Cover Safyie Can Rose und Nachtigall

Das Verliebtsein ist keine Entscheidungsfrage

Rezension von Maja Seiffermann

Safyie Can, Rose und Nachtigall, Liebesgedichte, Göttingen 2020, Wallstein-Verlag, 108 Seiten, ISBN 978-3-8353-3609-4, 7 Abb., geb., Schutzumschlag, 12 x 20 cm, € 18,00 (D) / € 18,50 (A)

Ich lese keine Gedichte. Das letzte Gedicht habe ich wahrscheinlich gezwungenermaßen im Unterricht gelesen. Und am schlimmsten?

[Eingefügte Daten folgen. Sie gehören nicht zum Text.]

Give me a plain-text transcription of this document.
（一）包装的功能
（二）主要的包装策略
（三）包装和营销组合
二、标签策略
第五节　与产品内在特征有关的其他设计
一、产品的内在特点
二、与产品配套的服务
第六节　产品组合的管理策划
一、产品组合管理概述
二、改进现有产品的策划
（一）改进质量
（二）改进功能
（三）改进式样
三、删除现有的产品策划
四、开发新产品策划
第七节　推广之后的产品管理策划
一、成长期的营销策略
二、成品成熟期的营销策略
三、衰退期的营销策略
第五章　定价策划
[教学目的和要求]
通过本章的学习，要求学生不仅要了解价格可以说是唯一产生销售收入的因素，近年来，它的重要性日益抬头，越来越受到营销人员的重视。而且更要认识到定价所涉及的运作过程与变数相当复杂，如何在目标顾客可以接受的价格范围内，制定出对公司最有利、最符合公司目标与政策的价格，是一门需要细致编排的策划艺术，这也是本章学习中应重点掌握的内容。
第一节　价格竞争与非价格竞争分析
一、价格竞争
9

Am schlimmsten waren die Liebesgedichte. Dann habe ich Safiye Cans „Rose und Nachtigall“ gelesen und fand ihre Gedichte erstaunlicherweise mehr als in Ordnung.

Denn ob man zu einer anderen Person Liebe empfindet, zum Leben, zur Suche nach Liebe oder zu einer Leidenschaft, ist im Gedichtband „Rose und Nachtigall. Liebesgedichte“ vollkommen egal. Die Autorin, Safiye Can, beweist, dass das Verliebtsein eben keine Entscheidung ist und stets mehr Konsequenzen mit sich bringt als bloß Schmetterlinge im Bauch und das eventuelle Ankommen in einem Zuhause.
„Rose und Nachtigall“ ist nicht Cans erstes Buch, auch nicht im Wallsteinverlag, aber definitiv ein besonderes. Der Titel ist nämlich mit dem Gedanken an ihre Wurzeln gewählt. Vor allem in der türkischen, arabischen und persischen Dichtung stehen Rose und Nachtigall für die Geliebte und das Begehren dieser.
Das Buch selbst ist in fünf Kapitel unterteilt. Manche Kapitel sind ein ganzes Gedicht und andere bestehen aus vielen kurzen, nicht immer zusammenhängenden, Gedichten.

Beim Aufschlagen des Buches wird man überflutet von der Einfachheit, mit der das erste Gedicht vom eigenen Kopf visualisiert wird. Ich finde die Metapher zweier Menschen, die momentan nicht beieinander sein können, aber in denselben Himmel schauen, immer beruhigend und schön. Can wählt diese Metapher ebenfalls, entschließt sich aber dazu, das Wort „Firmament“ anstatt einfach „Himmel“ zu benutzen, was ich sehr originell finde. Diese simple Entscheidung hat mir direkt zu Beginn gezeigt, in welche Richtung Cans Stil geht und worauf ich mich gefasst machen muss.
Blättert man nur wenige Seiten weiter, wird man dazu eingeladen, sich eher deprimierende Verse zu Gemüte zu führen. Die Worte, die man liest, liegen schwer, dennoch agil, auf dem Papier, sie schweben zu uns, wenn wir sie lesen und lagern sich schwer ab auf dem Herzen. Man sagt nicht umsonst, die Wahrheit tue weh und genauso ist es auch mit Cans Gedichten. Sie sprechen viele Wahrheiten und liegen schwer auf der Seele. Was man mit der Schwere macht, ist jedem selbst überlassen und das finde ich so schön.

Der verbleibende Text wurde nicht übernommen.